If these measurements seem outrageous or incomparable, you might be missing what is truly taking place. Bitcoin is still a nascent, yet extremely robust and hardened technology and monetary asset. A reaction to growing global demand for an alternative monetary system, the emergence of Bitcoin in contrast to the increasingly fragile and unstable incumbent fiat monetary order, Bitcoin stands to appreciate in orders of magnitude over the next couple of decades, as it continues on its path toward becoming fully global money.

Prudent Capital Allocation

It is clear from a risk management perspective that executives at Coinbase should use their newfound access to public markets to dilute the current shareholders equity to buy bitcoin for the company’s balance sheet. Afterall, Coinbase should understand the ills of fiat and the merit of bitcoin the asset better than nearly anyone.

Conducting this economic calculation using the soundest money is even more imperative at the tail end of the long-term debt cycle, as shareholders should be looking for ways to turn the company’s record revenue and profits into sound money to protect the balance sheet from being debased. Similar to a calculation made by companies to issue debt to buy back their stock, in a sound money economic system that still has equity markets denominated in a weaker currency, a prudent strategy would be to dilute shareholder equity on a shares-outstanding basis to acquire bitcoin.

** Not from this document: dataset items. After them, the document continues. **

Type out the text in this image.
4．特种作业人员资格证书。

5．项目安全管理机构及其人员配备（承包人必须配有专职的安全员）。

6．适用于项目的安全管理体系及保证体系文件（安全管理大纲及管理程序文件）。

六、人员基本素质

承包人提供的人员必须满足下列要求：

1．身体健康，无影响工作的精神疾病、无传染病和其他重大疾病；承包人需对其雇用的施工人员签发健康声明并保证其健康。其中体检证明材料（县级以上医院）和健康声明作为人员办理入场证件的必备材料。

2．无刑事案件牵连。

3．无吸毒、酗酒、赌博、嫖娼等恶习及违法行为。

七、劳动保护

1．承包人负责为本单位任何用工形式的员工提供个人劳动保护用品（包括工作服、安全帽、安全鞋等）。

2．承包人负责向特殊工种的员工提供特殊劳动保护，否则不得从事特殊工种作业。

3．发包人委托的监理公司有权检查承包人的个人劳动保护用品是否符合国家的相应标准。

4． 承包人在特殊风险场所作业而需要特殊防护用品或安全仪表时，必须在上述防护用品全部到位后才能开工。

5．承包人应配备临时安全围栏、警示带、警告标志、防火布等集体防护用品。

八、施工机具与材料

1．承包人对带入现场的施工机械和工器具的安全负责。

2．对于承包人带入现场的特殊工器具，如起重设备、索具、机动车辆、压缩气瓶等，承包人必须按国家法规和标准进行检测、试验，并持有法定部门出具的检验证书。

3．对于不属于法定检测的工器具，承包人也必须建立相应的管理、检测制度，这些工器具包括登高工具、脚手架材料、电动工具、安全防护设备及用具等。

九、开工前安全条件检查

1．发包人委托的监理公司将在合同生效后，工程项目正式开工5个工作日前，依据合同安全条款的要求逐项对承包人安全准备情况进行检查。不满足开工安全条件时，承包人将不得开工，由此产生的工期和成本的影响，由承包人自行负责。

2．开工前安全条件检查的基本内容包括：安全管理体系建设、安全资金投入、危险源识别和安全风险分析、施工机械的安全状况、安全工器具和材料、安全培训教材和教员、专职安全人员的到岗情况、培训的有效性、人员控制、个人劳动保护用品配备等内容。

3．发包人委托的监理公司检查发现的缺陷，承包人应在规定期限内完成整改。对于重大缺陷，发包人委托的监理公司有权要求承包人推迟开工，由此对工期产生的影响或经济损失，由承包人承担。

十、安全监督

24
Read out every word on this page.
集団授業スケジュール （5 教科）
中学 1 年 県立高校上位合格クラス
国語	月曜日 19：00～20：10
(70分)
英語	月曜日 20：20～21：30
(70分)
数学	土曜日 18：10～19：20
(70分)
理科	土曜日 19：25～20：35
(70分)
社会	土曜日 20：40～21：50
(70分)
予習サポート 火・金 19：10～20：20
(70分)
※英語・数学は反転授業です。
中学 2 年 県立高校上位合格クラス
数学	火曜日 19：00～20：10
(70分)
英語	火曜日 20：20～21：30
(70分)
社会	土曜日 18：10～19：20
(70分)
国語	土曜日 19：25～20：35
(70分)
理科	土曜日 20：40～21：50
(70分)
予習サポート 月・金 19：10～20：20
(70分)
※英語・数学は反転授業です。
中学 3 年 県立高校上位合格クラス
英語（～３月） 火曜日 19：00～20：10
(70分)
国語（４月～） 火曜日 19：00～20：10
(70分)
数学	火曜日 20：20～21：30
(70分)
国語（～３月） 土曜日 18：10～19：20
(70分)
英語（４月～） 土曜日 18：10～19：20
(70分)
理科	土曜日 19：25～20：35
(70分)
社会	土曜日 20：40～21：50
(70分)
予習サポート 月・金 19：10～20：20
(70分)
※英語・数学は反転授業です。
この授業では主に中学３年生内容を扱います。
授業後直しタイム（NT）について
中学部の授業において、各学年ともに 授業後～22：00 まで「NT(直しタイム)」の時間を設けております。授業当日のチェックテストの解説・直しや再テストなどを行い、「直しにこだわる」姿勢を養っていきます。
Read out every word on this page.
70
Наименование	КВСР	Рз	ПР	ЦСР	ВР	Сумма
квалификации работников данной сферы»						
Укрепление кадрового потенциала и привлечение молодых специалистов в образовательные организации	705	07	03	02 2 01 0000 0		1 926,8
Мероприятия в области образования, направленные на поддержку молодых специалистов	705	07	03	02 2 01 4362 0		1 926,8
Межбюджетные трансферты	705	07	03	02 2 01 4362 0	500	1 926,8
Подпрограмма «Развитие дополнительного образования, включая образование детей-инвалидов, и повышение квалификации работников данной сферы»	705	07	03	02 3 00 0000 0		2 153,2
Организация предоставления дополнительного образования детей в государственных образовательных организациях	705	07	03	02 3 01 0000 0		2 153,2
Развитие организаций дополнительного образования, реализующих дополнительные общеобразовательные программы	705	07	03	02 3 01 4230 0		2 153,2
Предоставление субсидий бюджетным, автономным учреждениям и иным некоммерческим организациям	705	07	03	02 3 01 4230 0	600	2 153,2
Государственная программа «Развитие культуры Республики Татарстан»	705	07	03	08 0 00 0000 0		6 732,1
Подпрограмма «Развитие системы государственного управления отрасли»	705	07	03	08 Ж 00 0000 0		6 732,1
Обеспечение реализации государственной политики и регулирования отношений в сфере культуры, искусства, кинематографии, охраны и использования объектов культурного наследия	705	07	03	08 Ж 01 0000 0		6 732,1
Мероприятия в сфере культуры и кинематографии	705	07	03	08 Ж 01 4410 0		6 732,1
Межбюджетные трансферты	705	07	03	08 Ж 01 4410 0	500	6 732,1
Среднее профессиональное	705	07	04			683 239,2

The contrast between valuing equities with expected future-discounted cash flows when sovereign debt offers negative real rates, against valuing equities as part of a fixed, 21,000,000-piece economic pie is severe. Those who adopt a bitcoin standard will have their purchasing power increase at the expense of those who don’t. This is not opinion, but rather an empirical economic reality.

Going forward, bitcoin accumulation very well may be the new share buyback, in an increasingly popular move that not only boosts share price, but does not completely decapitalize the business and promise away future free cash flows at the expense of boosting earnings in the present. Coinbase has certainly had a meaningful impact in the adoption curve of Bitcoin, but for the company to remain viable over the long term, accumulating bitcoin is absolutely imperative.